Le premier ministre canadien Justin Trudeau, le 21 juin à Ottawa. | CHRIS WATTIE / REUTERS

Un organisme pour superviser les agences de renseignement, des pouvoirs clarifiés et le droit de lancer des cyberattaques à l’étranger : le projet de loi antiterroriste qu’a présenté mardi 20 juin le gouvernement de Justin Trudeau ménage la chèvre et le chou, tentant d’équilibrer les besoins des forces de l’ordre et des services de renseignement avec le respect des droits et des libertés des citoyens.

Promesse phare du programme électoral de Justin Trudeau en 2015, cette révision de la loi antiterroriste, qui coûtera plus de 67 millions d‘euros pour les cinq ans à venir, devrait être adoptée à la prochaine session parlementaire d’automne. « Les Canadiens s’attendent à deux choses : qu’on protège nos communautés et nos familles et qu’on défende nos droits et libertés », a expliqué le premier ministre mardi à la Chambre des communes. Stephen Harper, son prédécesseur conservateur, avait durci les pouvoirs des services de sécurité dans la foulée de deux attentats djihadistes commis en 2014 au Canada. M. Trudeau jugeait cette mesure excessive et portant atteinte aux droits et libertés fondamentales des Canadiens.
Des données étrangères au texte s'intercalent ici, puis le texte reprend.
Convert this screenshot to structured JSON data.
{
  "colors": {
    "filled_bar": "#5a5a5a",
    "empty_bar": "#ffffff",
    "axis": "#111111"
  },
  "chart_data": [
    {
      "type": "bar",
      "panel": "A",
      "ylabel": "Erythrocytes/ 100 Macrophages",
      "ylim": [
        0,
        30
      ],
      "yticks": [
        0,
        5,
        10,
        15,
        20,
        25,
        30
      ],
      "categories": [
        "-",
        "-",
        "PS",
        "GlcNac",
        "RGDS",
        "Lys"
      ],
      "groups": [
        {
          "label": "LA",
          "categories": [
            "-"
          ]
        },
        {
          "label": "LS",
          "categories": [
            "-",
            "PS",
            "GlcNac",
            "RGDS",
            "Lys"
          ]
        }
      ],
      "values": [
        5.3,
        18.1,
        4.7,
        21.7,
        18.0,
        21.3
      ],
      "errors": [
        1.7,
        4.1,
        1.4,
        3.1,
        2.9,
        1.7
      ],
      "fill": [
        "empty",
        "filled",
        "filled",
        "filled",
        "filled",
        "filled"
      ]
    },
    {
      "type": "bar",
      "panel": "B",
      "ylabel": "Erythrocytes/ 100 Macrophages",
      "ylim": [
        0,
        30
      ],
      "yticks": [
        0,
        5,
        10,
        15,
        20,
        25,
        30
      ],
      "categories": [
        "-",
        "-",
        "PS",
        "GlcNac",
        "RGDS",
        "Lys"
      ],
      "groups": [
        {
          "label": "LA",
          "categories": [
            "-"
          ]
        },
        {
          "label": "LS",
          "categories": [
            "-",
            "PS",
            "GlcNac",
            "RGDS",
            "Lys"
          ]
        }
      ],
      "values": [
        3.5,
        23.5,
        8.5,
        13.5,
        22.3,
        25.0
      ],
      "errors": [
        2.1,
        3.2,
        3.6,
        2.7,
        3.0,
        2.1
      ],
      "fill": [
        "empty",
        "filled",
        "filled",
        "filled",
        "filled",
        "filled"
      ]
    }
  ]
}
Le gouvernement libéral avait déjà annoncé, il y a un an, vouloir créer un comité parlementaire de surveillance des activités de sécurité nationale et de renseignement qui sera en fonction cet automne. Il avait également abrogé en février 2016 une loi « conservatrice » qui permettait la révocation de la citoyenneté pour des binationaux coupables de terrorisme, trahison ou espionnage au profit de l’étranger. Le gouvernement veut désormais créer un nouvel organisme indépendant de surveillance des services de sécurité et de renseignement. Dans une approche qualifiée de « globale et transparente » par le ministre de la sécurité publique, Ralph Goodale, il aura l’œil sur la Gendarmerie royale du Canada (police nationale), le Service canadien du renseignement de sécurité (SCRS, contre-espionnage) et le Centre de la sécurité des télécommunications du Canada (CSTC), qui ont parfois fait l’objet de critiques sur leurs difficultés à collaborer à une enquête ou à échanger des informations.

Menaces sur les élections

Sans réduire les moyens d’action des agents du SCRS (notamment pour tenter de déjouer des complots terroristes, infiltrer un groupe soupçonné de terrorisme, interrompre des communications entre suspects, surveiller des opérations financières douteuses), le projet de loi encadre davantage leurs pouvoirs en matière de « réduction de la menace à la sécurité », afin d’éviter les abus (par exemple sur la détention de personnes).

Comme en France, où le Conseil d’Etat vient d’approuver un projet de loi antiterroriste qui redonne certains pouvoirs aux autorités judiciaires, celui-ci impose au SCRS d’obtenir un mandat judiciaire dans certains cas, par exemple pour mener une opération antiterroriste qui « limiterait » les droits et libertés des citoyens. Cela risque de compliquer leur travail, réplique le député conservateur Erin O’Toole, jugeant que « les libéraux ne prennent pas au sérieux la sécurité publique ».

Pour l’utilisation de données personnelles canadiennes, le projet de loi en cours précise que le SCRS devra plutôt obtenir un mandat de la Cour fédérale. Le gouvernement Trudeau crée également un poste de « commissaire au renseignement » qui serait chargé d’approuver les opérations les plus sensibles du SCRS et du CSTC, comme la collecte de méga données personnelles ou l’engagement dans des opérations de cyberattaques à l’étranger.

Ce pouvoir de mener des cyberattaques est l’un des points forts du projet de loi. « Actuellement, note le ministre canadien de la défense Harjit Sajjan, nous nous contentons de nous défendre. Nous voulons être plus proactifs dans la façon de gérer les menaces au chapitre de la cyber-sécurité ». Comme en écho, le Centre de la sécurité des télécommunications a lancé mercredi un avertissement : « Le Canada n’est pas à l’abri des cyberattaques » et les prochaines élections de 2019 pourraient être des cibles de choix, alors qu’il y a « de plus en plus de cyber-menaces contre les processus démocratiques aux quatre coins du monde ».